A topological space $(X,\mathcal{T})$ is said to be $T_{3\frac{1}{2}}$ if given $x \in X$, and a closed set $C \subset X$, $x \not \in C, \exists f:X \to [0,1]$ s.t. $f(x) = 0, f(C) = 1$
This condition seems to be a little bit arbitrary, what is the implication for a function to map a point and closed set to $0,1$?
What is an example of such a space?
On
$T_{3\frac{1}{2}}$ spaces are also called Tychonoff spaces or completely regular. They fall between $T_3$ and $T_4$ spaces with respect to the separation axioms.

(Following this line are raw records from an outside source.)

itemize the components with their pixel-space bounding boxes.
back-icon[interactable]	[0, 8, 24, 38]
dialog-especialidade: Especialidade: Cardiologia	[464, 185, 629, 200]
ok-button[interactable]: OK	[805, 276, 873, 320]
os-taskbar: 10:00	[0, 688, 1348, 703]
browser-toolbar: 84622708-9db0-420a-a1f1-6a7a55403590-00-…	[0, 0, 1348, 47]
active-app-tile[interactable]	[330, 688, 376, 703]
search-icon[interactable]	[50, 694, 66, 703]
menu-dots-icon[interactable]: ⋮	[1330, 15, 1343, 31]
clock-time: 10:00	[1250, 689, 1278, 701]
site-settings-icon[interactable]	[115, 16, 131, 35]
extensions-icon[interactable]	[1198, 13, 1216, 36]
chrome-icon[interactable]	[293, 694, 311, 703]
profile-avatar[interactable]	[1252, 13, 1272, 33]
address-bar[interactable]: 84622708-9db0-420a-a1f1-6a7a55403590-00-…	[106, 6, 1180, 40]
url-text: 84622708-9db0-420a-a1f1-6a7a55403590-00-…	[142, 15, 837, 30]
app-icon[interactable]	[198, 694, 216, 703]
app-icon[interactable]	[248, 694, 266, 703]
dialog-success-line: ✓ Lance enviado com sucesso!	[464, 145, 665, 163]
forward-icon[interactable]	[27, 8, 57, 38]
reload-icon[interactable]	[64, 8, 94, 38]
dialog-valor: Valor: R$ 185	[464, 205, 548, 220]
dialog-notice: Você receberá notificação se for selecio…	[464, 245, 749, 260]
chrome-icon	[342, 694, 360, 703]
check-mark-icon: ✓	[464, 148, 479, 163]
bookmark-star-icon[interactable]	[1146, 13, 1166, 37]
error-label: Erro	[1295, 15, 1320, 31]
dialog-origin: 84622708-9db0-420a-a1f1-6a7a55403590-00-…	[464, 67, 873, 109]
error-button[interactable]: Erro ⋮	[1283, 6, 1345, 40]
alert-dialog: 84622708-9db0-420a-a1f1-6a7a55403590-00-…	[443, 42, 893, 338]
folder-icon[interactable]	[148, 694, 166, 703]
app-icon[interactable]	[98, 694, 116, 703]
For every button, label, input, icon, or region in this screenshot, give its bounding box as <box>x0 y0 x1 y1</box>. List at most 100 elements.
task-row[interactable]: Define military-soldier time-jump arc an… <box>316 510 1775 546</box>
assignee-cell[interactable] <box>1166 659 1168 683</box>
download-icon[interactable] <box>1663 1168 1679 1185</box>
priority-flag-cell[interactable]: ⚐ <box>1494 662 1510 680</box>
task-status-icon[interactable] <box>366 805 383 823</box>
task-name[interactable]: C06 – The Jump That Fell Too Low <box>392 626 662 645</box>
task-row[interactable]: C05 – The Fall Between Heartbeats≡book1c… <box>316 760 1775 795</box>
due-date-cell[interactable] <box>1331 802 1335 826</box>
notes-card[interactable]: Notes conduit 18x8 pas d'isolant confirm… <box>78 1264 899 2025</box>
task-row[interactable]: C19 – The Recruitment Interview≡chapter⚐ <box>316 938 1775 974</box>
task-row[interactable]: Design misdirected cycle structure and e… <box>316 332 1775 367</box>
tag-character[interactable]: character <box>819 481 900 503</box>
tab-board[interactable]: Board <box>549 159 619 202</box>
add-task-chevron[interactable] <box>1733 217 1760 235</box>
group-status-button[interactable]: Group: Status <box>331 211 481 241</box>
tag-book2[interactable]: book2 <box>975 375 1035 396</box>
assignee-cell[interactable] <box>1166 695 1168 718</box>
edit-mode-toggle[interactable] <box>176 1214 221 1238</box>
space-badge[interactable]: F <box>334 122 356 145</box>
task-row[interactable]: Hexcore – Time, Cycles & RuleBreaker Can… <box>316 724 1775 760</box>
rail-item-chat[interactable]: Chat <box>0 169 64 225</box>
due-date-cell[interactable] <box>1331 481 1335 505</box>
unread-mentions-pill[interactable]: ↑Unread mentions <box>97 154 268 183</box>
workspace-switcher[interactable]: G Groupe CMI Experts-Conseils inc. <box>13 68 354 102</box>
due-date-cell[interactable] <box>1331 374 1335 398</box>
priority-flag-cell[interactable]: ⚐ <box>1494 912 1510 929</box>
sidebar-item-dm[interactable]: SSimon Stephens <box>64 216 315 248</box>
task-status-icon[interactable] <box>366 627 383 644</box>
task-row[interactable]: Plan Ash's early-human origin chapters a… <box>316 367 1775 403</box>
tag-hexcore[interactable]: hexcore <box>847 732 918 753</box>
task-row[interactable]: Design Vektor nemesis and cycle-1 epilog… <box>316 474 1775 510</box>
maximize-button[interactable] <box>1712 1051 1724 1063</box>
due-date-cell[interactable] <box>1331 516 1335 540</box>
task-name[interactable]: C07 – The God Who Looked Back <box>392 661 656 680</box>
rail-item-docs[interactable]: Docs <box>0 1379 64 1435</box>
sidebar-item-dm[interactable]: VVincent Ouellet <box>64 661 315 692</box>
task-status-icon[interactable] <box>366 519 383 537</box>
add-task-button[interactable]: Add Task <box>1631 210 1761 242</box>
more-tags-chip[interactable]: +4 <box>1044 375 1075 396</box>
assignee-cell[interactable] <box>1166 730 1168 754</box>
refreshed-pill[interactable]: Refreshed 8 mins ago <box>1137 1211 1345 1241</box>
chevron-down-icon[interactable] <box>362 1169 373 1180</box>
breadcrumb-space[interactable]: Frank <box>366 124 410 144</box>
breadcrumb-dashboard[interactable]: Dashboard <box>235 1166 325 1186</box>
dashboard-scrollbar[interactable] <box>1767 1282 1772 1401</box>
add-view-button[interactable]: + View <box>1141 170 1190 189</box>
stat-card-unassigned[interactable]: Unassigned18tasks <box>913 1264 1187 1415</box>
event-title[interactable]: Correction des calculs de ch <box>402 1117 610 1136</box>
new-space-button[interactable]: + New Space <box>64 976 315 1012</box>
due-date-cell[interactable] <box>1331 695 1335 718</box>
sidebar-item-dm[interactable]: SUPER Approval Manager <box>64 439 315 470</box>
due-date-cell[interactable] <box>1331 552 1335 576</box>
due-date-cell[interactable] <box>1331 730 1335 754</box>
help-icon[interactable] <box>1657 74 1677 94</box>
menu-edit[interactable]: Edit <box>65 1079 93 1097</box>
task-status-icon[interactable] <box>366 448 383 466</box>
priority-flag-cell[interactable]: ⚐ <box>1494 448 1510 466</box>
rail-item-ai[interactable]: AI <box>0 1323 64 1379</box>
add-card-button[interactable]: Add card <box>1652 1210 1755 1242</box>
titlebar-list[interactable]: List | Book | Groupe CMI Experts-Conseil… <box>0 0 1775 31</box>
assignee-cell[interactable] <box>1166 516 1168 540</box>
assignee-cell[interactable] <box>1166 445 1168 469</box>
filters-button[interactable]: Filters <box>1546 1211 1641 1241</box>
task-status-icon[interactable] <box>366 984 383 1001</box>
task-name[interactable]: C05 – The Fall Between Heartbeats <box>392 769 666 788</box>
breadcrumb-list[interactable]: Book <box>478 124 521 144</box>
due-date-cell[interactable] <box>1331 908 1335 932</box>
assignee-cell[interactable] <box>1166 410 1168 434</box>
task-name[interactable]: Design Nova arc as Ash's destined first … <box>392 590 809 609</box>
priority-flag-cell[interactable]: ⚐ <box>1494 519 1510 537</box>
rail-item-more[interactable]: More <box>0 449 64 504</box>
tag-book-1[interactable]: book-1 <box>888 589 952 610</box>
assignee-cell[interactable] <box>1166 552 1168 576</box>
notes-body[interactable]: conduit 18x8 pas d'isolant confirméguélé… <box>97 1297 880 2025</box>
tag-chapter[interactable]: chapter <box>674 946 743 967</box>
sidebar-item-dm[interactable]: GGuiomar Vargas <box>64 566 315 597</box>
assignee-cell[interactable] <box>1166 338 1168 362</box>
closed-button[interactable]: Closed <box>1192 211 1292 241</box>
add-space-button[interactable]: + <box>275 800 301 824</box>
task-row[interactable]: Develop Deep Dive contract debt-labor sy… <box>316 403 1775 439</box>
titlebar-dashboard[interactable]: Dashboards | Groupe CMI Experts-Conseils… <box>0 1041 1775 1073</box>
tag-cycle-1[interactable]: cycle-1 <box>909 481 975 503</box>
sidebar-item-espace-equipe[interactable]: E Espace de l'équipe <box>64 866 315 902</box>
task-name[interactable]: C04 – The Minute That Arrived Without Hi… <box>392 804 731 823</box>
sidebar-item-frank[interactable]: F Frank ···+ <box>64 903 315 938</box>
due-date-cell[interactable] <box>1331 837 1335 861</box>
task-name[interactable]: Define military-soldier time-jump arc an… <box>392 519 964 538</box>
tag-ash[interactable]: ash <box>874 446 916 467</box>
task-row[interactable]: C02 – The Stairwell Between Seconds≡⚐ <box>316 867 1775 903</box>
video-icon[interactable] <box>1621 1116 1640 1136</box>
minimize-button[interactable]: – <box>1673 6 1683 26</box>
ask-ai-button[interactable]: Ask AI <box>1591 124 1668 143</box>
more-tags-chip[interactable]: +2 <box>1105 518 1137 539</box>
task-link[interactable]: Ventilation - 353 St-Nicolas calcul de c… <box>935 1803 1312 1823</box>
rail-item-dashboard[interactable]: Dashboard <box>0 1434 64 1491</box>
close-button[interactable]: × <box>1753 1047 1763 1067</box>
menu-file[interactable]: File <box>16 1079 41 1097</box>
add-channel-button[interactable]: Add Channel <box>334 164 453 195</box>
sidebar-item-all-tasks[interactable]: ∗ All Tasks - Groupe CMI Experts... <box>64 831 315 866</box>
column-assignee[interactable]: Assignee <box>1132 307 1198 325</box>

In particular, Urysohn's lemma shows that every $T_4$ space is completely regular.
It is an exercise in Folland's Real Analyis to show the following: If $(X,\mathcal{T})$ is completely regular, then $\mathcal{T}$ is the weak topology generated by $C(X)$.
The Moore plane is an example that is $T_{3\frac{1}{2}}$ but not $T_4$.
The Tychonoff spaces are the spaces with a special relation to the reals: the are precisely the spaces we can embed into (so can see as esentially subspaces of) $\mathbb{R}^I$ for some set $I$.
They are precisely the spaces $X$ that have a compactification (a space $Y$ in which we embed $X$ as a dense subset and such that $Y$ is compact Hausdorff).
They are the natural spaces to study the ring of (real-valued) continuous functions $C(X)$ on. Etc.
So these spaces popped up so naturally, so we needed a name for it, and it's inbetween $T_3$ and $T_4$ (the latter by Urysohn's lemma, which let's us separate two closed disjoint sets in a normal space not just by open sets, but even by a continuous function).